Tahun 1965 kondisi ekonomi Indonesia memburuk. APBN morat-marit. Kesejahteraan masyarakat memprihatinkan. Laju inflasi waktu itu mencapai 650%. Artinya jika situasi itu terjadi sekarang, tiba-tiba harga beras yang Rp.8.000/ Kg menjadi Rp.52.000/Kg.
Untuk mengatasi krisis, pada bulan Desember
1965 Soekarno mengumumkan kebijakan devaluasi nilai rupiah, yaitu
Rp.1.000 uang lama menjadi Rp.1 uang baru. Devaluasi zaman Soekarno
tidaklah sama maksudnya dengan wacana redenominasi yang diwacanakan
sekarang. Devaluasi bukan saja nominal uang yang terpotong, tapi
nilainya juga. Artinya kalau seseorang memiliki tabungan di bank 1 juta
rupiah dan cukup untuk membeli seekor kambing. Maka setelah devaluasi
uang itu tinggal 1000 rupiah. Dan uang yang 1 rupiah ini, untuk membeli
ayam saja tidak cukup.
Kekacauan menjadi-jadi. Rakyat mengamuk.
Bank-bank tutup. Orang kaya tiba-tiba menjadi miskin, golongan menengah
menjadi lebih miskin lagi, yang memang sudah miskin menjadi teramat
miskin. Di mana-mana orang depresi dan bunuh diri. Jangankan yang
miskin, konglomeratpun bunuh diri. Bos Bank NISP yang sekarang, Karmaka
Surjaudaja. Sebagai salah satu saksi hidup peristiwa ini sekaligus
sebagai pelaku. Depresi kemudian mencoba bunuh diri karena kebijakan
devaluasi Soekarno. Minum racun tapi nyawanya masih bisa selamat.
Tidak cukup sampai di sana. Pada bulan
Januari 1966 Soekarno mengumumkan kenaikan harga BBM. Sebelumnya,
Soekarno sudah 11 kali menaikkan harga BBM. Semua bertujuan untuk
menyehatkan fiskal, menyelamatkan APBN. Pemuda, pelajar, mahasiswa
menggelar aksi besar-besaran. Mereka serentak mengempeskan ban-ban mobil
di jalan-jalan seluruh Jakarta. Lalu lintas macet total. Mereka
menyerbu Istana Presiden, kantor-kantor kementerian dan lainnya.

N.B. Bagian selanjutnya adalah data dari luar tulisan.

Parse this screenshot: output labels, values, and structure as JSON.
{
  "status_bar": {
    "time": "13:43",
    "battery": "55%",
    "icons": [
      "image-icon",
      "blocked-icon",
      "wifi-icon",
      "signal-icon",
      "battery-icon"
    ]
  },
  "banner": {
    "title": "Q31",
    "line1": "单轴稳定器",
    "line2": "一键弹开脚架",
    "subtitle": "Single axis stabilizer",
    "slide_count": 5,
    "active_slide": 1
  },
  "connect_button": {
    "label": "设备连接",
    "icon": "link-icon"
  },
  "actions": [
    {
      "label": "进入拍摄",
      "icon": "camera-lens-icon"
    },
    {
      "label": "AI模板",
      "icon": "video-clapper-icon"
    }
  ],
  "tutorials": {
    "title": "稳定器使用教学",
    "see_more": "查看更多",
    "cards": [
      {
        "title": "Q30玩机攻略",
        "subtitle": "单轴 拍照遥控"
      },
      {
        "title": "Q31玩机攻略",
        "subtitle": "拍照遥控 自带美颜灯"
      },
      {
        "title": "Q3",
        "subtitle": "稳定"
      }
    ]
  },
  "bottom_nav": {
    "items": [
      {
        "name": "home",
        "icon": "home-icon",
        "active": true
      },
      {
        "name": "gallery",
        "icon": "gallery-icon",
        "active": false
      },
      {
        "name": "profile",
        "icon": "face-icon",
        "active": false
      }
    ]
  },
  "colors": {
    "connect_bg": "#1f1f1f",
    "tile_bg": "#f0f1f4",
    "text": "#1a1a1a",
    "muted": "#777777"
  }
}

Orde lama pimpinan Soekarno tamat. Berganti
Ode Baru pimpinan Soeharto. APBN tetap sakit-sakitan. Untuk
menyehatkannya Soeharto sedikitnya sampai 18 kali menaikkan harga BBM.
Tidak cukup hanya menaikkan BBM. SDA Indonesia di lelang
semurah-murahnya. Tambang emas, batu bara, minyak, dll. Sampai-sampai
Soeharto rela hanya mendapat bagian royalti 1% dari tambang emas
Freeport. Asal investor mau mengerjakannya.
Naikkan BBM, lelang SDA tidak cukup.
Soeharto melangkah lebih jauh lagi. Menumpuk hutang beribu-ribu triliun.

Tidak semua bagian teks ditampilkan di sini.